For the rice and finishing

  • 2 cups long-grain parboiled rice, rinsed until water runs clear
  • 1/2 cup chopped fresh cilantro
  • 2 tablespoons dark soy sauce (optional, for color)
  • 1 whole pimento berry (allspice)

Directions

  1. Heat the oil in a wide heavy-bottomed pot or Dutch oven over medium heat. Sprinkle the brown sugar evenly across the oil and let it melt and bubble undisturbed for about 2 minutes until it turns a deep amber color. Carefully add the 2 tablespoons water (it will splatter) and stir to dissolve the caramel.
  2. Season the chicken thighs with 1 teaspoon salt and the black pepper. Place them skin-side down in the caramel and sear for 4-5 minutes per side until richly browned. Transfer to a plate and set aside.
  3. Add the onion, garlic, scallions, bell pepper, scotch bonnet, thyme, and pimento berry to the same pot. Cook for 3-4 minutes until softened and fragrant, scraping up the browned bits from the bottom.
  4. Stir in the pigeon peas and coconut milk, then pour in the 2 cups chicken stock and the soy sauce if using. Return the chicken and any juices to the pot, bring to a boil, reduce heat, cover, and simmer for 15 minutes.
  5. Remove the lid and stir in the rinsed rice along with the remaining 1/2 teaspoon salt. Spread evenly, return the lid, reduce heat to the lowest setting, and cook undisturbed for 25 minutes until the rice is tender and the liquid is absorbed.
  6. Turn off the heat and let the pelau rest, covered, for 10 minutes.
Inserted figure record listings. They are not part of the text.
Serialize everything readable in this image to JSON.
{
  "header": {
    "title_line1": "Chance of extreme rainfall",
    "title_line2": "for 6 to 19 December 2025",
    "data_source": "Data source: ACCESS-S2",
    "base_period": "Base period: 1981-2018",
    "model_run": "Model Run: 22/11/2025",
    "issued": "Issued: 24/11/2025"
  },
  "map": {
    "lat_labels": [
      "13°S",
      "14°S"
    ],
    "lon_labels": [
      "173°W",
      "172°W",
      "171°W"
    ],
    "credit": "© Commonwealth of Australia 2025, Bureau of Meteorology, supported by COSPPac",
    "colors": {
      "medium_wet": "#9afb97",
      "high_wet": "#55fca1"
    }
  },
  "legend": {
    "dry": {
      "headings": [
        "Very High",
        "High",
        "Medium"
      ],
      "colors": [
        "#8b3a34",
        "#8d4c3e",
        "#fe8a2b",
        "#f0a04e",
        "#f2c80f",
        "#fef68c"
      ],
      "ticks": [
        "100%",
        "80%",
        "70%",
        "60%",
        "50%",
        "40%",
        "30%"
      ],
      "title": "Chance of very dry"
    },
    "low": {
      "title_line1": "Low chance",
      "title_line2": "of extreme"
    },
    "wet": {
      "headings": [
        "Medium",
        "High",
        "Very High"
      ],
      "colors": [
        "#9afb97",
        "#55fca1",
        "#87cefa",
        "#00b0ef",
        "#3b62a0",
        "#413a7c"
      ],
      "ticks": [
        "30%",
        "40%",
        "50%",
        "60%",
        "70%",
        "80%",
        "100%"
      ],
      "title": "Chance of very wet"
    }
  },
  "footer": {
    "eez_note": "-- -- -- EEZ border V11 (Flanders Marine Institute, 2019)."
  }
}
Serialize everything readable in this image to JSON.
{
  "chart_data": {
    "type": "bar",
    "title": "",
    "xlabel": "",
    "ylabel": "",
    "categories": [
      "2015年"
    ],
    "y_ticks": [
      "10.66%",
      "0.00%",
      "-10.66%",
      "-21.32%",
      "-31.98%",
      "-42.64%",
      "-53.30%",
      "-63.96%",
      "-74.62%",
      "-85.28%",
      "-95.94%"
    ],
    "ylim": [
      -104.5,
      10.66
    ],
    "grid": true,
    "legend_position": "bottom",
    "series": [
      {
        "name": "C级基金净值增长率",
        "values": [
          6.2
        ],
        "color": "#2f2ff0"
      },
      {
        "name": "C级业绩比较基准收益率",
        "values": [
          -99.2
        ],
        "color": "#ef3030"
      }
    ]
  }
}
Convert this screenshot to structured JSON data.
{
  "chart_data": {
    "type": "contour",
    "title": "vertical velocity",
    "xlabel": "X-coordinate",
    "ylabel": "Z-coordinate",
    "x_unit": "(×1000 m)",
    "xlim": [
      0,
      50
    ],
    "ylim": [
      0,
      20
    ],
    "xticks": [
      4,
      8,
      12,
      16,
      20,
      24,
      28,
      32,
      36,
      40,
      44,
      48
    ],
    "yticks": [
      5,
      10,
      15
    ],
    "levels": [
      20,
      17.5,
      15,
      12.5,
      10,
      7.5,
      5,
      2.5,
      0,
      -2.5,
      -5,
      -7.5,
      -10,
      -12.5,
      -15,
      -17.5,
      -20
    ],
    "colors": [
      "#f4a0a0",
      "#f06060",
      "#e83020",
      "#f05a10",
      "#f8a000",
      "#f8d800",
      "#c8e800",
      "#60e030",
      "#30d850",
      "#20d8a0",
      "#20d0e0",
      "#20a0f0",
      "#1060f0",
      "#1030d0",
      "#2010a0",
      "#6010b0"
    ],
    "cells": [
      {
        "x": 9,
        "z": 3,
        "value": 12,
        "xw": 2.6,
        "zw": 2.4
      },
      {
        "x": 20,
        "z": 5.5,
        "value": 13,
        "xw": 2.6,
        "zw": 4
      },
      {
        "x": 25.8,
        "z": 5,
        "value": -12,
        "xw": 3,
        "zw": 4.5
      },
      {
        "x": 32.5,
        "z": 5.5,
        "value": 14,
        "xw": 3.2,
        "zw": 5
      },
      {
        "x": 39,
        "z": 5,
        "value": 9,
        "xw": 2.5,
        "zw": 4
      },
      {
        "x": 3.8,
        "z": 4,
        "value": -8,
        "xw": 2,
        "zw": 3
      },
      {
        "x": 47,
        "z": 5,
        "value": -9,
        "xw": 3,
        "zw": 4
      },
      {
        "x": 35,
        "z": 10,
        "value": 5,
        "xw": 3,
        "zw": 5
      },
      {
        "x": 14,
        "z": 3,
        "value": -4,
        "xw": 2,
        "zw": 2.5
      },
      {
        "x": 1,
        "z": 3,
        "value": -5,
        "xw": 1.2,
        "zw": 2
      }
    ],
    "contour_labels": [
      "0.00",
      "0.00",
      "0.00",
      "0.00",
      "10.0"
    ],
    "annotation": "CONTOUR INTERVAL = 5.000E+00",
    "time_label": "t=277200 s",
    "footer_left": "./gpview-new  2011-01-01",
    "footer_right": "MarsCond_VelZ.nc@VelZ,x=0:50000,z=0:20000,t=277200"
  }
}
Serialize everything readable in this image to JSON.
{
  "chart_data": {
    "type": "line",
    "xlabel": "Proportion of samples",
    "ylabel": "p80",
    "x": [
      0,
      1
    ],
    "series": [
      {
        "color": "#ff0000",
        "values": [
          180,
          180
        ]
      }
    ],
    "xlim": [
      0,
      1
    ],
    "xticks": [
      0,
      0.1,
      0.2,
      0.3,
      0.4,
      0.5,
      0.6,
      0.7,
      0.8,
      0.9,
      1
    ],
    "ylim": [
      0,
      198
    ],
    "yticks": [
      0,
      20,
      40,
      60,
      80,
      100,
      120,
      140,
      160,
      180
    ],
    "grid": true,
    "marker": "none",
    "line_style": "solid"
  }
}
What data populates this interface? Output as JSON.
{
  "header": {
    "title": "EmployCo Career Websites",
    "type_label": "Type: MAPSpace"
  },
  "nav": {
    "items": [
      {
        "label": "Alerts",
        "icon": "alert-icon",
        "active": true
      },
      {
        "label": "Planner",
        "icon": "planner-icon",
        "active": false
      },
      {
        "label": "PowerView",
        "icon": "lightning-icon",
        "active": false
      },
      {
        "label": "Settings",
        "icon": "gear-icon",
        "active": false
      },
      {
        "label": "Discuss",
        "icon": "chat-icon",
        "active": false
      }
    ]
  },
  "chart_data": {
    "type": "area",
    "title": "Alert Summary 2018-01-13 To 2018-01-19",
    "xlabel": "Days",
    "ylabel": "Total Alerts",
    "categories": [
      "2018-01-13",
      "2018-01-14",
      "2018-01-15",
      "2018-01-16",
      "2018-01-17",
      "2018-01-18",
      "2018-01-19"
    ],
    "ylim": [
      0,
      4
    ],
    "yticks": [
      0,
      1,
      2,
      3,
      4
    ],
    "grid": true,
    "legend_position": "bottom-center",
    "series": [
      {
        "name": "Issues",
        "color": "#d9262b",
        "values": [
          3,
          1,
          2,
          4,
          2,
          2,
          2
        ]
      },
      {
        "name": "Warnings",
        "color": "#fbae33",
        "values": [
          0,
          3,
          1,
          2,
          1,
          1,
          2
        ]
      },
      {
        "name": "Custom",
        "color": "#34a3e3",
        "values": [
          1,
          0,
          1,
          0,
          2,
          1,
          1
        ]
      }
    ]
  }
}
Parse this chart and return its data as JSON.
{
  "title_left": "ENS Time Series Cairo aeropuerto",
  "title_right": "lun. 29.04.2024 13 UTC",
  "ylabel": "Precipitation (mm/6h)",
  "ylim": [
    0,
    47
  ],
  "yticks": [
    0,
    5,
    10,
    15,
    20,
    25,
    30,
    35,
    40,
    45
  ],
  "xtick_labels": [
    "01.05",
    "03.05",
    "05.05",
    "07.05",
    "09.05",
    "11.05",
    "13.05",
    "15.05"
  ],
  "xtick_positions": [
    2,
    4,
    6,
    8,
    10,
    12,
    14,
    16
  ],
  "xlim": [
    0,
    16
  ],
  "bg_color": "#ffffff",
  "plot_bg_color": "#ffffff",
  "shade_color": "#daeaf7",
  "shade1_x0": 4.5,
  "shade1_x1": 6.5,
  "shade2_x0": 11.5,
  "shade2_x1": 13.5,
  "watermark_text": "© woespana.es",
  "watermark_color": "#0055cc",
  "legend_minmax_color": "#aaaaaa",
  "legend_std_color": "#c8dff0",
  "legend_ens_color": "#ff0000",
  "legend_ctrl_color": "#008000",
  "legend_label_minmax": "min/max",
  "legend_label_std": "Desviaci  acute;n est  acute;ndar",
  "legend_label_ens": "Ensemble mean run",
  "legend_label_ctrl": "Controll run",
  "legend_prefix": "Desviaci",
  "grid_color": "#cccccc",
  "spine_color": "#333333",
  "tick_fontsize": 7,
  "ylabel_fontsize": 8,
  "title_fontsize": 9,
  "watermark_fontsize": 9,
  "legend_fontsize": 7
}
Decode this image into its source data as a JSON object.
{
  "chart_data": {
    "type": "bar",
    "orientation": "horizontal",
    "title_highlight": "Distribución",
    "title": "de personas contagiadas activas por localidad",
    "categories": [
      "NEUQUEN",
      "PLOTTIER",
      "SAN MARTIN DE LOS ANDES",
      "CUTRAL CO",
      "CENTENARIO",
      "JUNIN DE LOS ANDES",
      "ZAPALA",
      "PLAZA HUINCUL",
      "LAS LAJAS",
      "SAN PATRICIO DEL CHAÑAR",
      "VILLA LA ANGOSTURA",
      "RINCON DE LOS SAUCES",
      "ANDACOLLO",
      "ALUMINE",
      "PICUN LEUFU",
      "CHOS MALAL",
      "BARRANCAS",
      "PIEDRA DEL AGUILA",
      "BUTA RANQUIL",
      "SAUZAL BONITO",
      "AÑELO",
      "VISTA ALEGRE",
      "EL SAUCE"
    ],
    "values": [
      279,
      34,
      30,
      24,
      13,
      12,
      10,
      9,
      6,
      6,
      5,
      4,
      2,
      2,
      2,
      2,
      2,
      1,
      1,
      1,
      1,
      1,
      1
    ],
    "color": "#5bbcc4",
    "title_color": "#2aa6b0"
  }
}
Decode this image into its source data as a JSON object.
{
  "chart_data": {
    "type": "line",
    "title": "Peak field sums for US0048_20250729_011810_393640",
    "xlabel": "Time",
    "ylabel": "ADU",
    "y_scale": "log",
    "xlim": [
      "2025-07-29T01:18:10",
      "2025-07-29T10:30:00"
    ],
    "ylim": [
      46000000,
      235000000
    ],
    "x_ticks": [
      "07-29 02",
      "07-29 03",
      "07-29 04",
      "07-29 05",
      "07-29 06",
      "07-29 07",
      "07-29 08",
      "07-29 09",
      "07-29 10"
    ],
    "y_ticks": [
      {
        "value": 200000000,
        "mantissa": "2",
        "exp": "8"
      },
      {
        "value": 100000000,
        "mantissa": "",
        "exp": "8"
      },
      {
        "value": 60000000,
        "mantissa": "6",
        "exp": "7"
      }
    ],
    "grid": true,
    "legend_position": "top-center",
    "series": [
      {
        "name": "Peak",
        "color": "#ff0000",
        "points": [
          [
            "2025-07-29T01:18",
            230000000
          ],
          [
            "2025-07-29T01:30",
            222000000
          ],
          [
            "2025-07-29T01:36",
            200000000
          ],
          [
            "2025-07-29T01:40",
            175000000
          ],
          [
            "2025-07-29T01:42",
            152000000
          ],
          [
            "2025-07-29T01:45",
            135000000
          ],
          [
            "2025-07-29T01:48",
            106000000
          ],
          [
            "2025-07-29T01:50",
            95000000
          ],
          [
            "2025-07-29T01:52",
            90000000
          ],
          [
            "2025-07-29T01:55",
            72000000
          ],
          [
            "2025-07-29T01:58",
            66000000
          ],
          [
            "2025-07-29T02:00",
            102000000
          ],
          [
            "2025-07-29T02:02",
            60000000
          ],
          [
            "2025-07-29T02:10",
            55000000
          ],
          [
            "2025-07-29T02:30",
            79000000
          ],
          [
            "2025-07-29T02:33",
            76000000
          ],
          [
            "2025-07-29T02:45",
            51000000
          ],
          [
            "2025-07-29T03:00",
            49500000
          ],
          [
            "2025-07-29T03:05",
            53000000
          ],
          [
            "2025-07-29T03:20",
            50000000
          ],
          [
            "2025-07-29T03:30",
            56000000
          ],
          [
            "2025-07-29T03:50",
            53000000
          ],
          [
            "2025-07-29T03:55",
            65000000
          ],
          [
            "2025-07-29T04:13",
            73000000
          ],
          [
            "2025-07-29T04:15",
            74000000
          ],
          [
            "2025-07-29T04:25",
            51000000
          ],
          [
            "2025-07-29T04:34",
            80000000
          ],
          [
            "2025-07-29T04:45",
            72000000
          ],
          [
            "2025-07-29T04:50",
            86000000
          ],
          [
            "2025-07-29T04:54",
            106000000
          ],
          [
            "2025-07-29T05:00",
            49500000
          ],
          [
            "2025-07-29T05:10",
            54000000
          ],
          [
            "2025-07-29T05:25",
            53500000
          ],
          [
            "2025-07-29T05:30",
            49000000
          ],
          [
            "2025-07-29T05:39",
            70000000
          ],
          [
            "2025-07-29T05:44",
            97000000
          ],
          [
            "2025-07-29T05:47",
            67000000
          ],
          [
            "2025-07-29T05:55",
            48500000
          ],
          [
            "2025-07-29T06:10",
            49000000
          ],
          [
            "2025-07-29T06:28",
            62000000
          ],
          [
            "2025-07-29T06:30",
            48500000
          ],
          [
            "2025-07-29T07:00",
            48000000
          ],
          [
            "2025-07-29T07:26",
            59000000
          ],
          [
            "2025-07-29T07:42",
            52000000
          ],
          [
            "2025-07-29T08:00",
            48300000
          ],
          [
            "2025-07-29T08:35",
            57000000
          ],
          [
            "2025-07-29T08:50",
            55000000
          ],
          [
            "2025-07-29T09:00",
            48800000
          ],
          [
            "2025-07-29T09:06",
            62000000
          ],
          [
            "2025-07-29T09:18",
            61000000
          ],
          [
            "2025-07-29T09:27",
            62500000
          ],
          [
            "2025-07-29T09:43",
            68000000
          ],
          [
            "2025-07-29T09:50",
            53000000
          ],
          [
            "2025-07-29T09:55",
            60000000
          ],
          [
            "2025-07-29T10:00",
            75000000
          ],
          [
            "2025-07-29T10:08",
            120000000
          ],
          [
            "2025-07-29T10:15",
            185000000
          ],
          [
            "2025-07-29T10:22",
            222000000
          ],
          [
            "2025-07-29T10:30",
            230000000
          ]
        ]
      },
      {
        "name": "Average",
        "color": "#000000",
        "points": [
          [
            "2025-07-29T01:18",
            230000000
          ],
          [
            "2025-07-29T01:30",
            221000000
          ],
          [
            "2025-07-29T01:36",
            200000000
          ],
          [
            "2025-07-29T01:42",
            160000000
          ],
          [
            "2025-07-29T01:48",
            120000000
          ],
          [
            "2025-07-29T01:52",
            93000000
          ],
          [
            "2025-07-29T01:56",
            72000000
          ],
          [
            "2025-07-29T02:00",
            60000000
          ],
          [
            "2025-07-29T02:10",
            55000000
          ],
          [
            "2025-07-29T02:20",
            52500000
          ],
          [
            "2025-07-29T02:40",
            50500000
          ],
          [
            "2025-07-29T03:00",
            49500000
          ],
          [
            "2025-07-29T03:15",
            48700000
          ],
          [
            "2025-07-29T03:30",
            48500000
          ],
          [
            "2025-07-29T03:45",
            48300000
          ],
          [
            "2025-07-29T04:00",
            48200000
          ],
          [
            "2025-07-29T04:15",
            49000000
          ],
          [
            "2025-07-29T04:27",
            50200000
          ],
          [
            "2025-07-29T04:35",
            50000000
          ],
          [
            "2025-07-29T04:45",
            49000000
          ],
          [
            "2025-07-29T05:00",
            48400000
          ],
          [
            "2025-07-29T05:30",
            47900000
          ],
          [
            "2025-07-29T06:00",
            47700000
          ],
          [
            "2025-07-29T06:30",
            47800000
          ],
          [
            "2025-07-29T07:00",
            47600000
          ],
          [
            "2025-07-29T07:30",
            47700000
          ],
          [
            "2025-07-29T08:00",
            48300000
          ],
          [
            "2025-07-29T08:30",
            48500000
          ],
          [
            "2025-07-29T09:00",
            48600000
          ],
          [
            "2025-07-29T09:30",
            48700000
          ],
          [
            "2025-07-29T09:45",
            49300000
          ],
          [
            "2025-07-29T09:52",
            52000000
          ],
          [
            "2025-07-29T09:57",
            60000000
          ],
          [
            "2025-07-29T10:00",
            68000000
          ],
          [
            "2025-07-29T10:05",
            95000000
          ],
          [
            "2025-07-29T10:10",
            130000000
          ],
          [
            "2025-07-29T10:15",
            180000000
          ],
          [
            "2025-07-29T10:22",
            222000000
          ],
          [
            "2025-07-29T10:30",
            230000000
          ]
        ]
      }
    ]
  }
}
Remove the scotch bonnet and thyme sprigs, fluff the rice gently with a fork, and stir in the chopped cilantro before serving.
  7. Serve hot with a crisp green salad, fried plantains, or pepper sauce on the side.

Cook’s Notes

  • Watch the caramel closely; once the sugar turns amber it can burn in seconds. Have your water measured and ready before it darkens.
  • Bone-in, skin-on chicken is essential for flavor and moisture; boneless thighs will dry out during the long simmer.
  • Piercing the scotch bonnet once releases gentle heat. Leave it whole for mild flavor or chop finely if you want serious fire.
  • Don't peek or stir while the rice is steaming; lifting the lid releases the steam needed for even cooking.
  • Leftover pelau keeps well refrigerated for up to 3 days and tastes even better the next day when reheated with a splash of water.